What can be proven in Peano arithmetic but not Heyting arithmetic?

The first example that occurs to me is (a formalization in the language of arithmetic, via coding, of) "For every Turing machine M and every input x, the computation of M on input x either terminates or doesn't terminate." With classical logic, this is trivially provable, as an instance of the law of the excluded middle. But it's not intuitionistically provable because the halting problem is undecidable. (In a bit more detail, if it were provable, then it would be recursively realizable, and the realizer would be an index for an algorithm that solves the halting problem.)

First, since Peano Arithmetic (PA) is simply Heyting Arithmetic (HA) with the Law of Excluded Middle, everything provable in HA is provable in PA. The negative translation can be used to transform every statement $\phi$ into a statement $\phi^N$ such that (1) PA proves that $\phi$ and $\phi^N$ are logically equivalent, and (2) PA proves $\phi$ if and only if HA proves $\phi^N$. So PA and HA are relatively close to each other.

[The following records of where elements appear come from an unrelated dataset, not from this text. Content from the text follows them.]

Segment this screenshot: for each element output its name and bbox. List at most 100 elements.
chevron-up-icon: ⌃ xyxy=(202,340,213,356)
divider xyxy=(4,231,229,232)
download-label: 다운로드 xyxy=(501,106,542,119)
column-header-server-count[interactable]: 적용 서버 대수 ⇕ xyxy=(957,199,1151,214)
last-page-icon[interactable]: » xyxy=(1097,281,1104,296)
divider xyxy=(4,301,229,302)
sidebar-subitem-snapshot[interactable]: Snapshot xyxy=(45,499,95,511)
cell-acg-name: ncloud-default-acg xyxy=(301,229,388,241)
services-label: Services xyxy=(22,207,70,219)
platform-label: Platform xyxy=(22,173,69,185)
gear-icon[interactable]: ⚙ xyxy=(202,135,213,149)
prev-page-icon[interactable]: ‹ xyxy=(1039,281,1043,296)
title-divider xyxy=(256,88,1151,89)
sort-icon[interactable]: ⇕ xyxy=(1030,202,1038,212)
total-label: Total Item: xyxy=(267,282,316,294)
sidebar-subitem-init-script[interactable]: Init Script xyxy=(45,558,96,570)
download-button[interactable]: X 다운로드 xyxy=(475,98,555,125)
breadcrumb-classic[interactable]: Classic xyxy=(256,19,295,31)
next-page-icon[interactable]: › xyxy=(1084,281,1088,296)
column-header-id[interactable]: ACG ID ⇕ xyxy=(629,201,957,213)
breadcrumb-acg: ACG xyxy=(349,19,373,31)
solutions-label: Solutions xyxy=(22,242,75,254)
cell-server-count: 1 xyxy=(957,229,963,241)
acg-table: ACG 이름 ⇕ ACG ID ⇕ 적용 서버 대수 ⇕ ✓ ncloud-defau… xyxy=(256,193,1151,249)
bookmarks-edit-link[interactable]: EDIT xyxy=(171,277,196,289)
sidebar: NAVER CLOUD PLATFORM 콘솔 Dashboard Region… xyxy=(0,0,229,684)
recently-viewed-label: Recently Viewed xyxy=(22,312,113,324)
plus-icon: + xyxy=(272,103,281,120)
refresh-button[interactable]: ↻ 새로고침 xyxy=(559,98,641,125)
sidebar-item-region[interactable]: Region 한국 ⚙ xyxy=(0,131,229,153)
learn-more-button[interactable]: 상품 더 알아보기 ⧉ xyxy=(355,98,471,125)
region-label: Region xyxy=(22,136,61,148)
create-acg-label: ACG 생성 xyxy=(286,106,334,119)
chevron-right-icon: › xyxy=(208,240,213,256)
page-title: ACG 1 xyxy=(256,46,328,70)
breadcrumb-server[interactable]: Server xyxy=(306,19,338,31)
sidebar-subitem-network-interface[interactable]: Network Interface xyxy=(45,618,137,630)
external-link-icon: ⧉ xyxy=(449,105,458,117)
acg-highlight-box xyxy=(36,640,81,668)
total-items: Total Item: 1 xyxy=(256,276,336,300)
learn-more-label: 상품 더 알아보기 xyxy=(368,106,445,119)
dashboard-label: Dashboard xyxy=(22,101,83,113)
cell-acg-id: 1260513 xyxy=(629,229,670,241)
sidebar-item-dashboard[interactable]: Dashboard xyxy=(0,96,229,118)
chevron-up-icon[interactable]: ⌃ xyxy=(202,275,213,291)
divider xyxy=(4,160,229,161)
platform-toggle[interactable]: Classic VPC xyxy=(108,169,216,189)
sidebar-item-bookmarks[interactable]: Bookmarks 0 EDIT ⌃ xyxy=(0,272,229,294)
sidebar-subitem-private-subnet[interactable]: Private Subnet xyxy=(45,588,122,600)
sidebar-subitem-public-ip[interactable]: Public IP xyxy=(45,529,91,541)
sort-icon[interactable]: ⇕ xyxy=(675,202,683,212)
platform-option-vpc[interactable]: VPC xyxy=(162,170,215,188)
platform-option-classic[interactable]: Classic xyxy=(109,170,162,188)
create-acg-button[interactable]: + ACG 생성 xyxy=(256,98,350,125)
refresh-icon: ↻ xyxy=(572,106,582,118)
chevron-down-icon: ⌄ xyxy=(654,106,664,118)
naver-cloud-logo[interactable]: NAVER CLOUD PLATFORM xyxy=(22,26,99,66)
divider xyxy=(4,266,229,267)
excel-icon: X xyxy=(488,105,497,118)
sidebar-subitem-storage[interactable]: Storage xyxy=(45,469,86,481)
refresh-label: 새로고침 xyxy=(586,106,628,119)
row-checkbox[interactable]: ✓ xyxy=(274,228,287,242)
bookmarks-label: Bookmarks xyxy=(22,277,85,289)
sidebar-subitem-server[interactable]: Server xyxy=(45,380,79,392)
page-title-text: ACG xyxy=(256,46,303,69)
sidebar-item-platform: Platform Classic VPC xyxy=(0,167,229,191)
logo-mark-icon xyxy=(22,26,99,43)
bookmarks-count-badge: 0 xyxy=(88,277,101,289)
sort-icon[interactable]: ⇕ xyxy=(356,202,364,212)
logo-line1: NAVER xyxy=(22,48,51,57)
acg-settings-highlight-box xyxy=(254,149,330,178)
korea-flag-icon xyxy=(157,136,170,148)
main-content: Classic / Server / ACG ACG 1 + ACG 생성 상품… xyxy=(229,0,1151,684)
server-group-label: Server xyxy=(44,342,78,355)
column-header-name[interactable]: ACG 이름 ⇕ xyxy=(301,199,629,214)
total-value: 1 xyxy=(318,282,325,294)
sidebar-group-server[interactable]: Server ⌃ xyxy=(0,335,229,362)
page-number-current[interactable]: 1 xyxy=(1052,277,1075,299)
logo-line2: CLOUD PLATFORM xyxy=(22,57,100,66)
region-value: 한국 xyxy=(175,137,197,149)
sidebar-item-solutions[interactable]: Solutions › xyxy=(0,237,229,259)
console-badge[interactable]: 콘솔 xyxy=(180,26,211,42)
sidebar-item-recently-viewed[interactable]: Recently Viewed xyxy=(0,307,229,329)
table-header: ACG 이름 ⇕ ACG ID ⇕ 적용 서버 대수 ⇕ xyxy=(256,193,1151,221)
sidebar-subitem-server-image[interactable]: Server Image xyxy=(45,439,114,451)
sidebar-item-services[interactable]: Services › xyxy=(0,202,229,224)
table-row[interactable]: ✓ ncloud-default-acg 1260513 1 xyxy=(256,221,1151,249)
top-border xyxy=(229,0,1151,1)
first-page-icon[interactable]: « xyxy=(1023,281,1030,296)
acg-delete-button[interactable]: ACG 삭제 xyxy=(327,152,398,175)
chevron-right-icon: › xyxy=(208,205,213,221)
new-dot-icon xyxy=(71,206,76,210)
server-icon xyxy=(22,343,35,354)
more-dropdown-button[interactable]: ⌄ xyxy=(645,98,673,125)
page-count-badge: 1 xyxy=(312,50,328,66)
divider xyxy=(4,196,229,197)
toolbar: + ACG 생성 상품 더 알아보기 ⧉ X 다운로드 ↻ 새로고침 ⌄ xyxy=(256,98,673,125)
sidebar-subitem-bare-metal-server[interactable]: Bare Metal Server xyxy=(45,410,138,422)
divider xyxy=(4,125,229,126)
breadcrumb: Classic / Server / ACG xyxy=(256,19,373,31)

For a statement provable in PA but not in HA, consider the classically valid statement $\forall \bar{x}(p(\bar{x}) \neq 0) \lor \exists \bar{x}(p(\bar{x}) = 0)$, where $p(\bar{x})$ is a polynomial in the variables $\bar{x} = x_1,\dots,x_n$. In order for this to be provable in HA, we must have either a proof of $\forall \bar{x}(p(\bar{x}) \neq 0)$ or a proof of $\exists \bar{x}(p(\bar{x}) = 0)$. A proof of the former would show that the problem $p(\bar{x}) = 0$ has no solution, and a proof of the latter would show that the problem $p(\bar{x}) = 0$ has a solution. Since proofs are finite, this gives an effective procedure to decide whether the Diophantine equation $p(\bar{x}) = 0$ has a solution. Because of the negative solution to Hilbert's Tenth Problem, we know that there is some polynomial $p(\bar{x})$ such that $\forall \bar{x}(p(\bar{x}) \neq 0) \lor \exists \bar{x}(p(\bar{x}) = 0)$ is not provable in HA.

According to Harvey Friedman, the following theorem is provable in PA but not HA:

Every polynomial $P:\mathbb{Z}^n \to \mathbb{Z}^m$ with integer coefficients assumes a value closest to the origin.

That is, there is a value which is at least as close to the origin, in the Euclidean distance, than any other value. This is unprovable in HA even when $m=1$.